Surveillance au Canada: l'indifférence

Dans un éditorial corrosif du Toronto Star, Thomas Walkom s'interroge sur les différences d'attitudes de la presse et de l'opinion publique canadienne vis-à-vis de la surveillance accrue de la population mis en eouvre par les services de renseignement depuis le 11 septembre 2001: alors que chaque révélation d'un nouveau programme mené par la CIA ou la NSA au États-Unis est traité comme une atteinte potentielle aux droits fondamentaux et reçoit un traitement en profondeur de la part des journalistes (qui bien souvent en révèlent l'existence), de ce côté-ci de la frontière, les inquiétudes manifestées par les organes de contrôle des services de sécurité restent lettre morte.

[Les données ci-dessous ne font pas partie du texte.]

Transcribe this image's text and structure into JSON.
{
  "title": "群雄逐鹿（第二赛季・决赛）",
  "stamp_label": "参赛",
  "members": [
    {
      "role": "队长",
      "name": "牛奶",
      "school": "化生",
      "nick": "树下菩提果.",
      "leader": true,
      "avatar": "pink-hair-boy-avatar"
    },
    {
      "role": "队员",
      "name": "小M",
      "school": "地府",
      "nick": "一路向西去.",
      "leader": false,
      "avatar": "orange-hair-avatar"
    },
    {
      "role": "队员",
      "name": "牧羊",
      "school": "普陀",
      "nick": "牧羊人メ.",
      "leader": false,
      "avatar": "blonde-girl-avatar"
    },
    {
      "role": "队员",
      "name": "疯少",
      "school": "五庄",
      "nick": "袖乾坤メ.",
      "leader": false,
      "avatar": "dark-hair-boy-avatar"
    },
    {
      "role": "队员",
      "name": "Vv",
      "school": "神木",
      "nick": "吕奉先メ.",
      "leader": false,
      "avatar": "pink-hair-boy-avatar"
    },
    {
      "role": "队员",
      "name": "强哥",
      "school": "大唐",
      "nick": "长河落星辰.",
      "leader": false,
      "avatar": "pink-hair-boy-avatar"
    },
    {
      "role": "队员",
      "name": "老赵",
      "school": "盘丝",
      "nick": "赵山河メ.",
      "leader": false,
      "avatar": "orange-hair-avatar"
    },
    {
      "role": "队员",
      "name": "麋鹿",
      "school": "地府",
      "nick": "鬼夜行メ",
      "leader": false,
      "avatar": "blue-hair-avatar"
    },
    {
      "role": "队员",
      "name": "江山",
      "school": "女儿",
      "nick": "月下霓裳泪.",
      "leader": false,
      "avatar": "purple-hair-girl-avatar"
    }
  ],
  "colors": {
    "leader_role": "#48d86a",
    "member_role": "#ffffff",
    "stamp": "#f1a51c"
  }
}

Par exemple, dans son rapport annuel, la Commissaire à la protection de la vie privée a tancé l'Agence des services frontaliers pour la manière cavalière dont certaines informations personnelles étaient communiquées à leurs homologues états-uniens. Cette semaine, l'ancien juge de la Cour suprême et Commissaire du Centre de la Sécurité des Télécommunications Antonio Lamer, vient également dans son dernier rapport annuel soulever un certain nombre d'inquiétudes quand à la manière dont les demandes de mises sur écoutes impliquant des citoyens ou des résidents canadiens sont rédigées (en des termes très généraux), impliquant que le CST pourrait violer l'esprit de la loi qui autorise ses activités et empiéter sur les libertés des Canadiens (pour un exposé plus détaillé sur les activités du CST, voir le blog Lux ex Umbra). Enfin, les informations sur les transactions financières canadiennes suspectes dépassant 10.000$ sont routinièrement échangées avec des services de renseignement étrangers, sans que la presse paraisse s'en émouvoir.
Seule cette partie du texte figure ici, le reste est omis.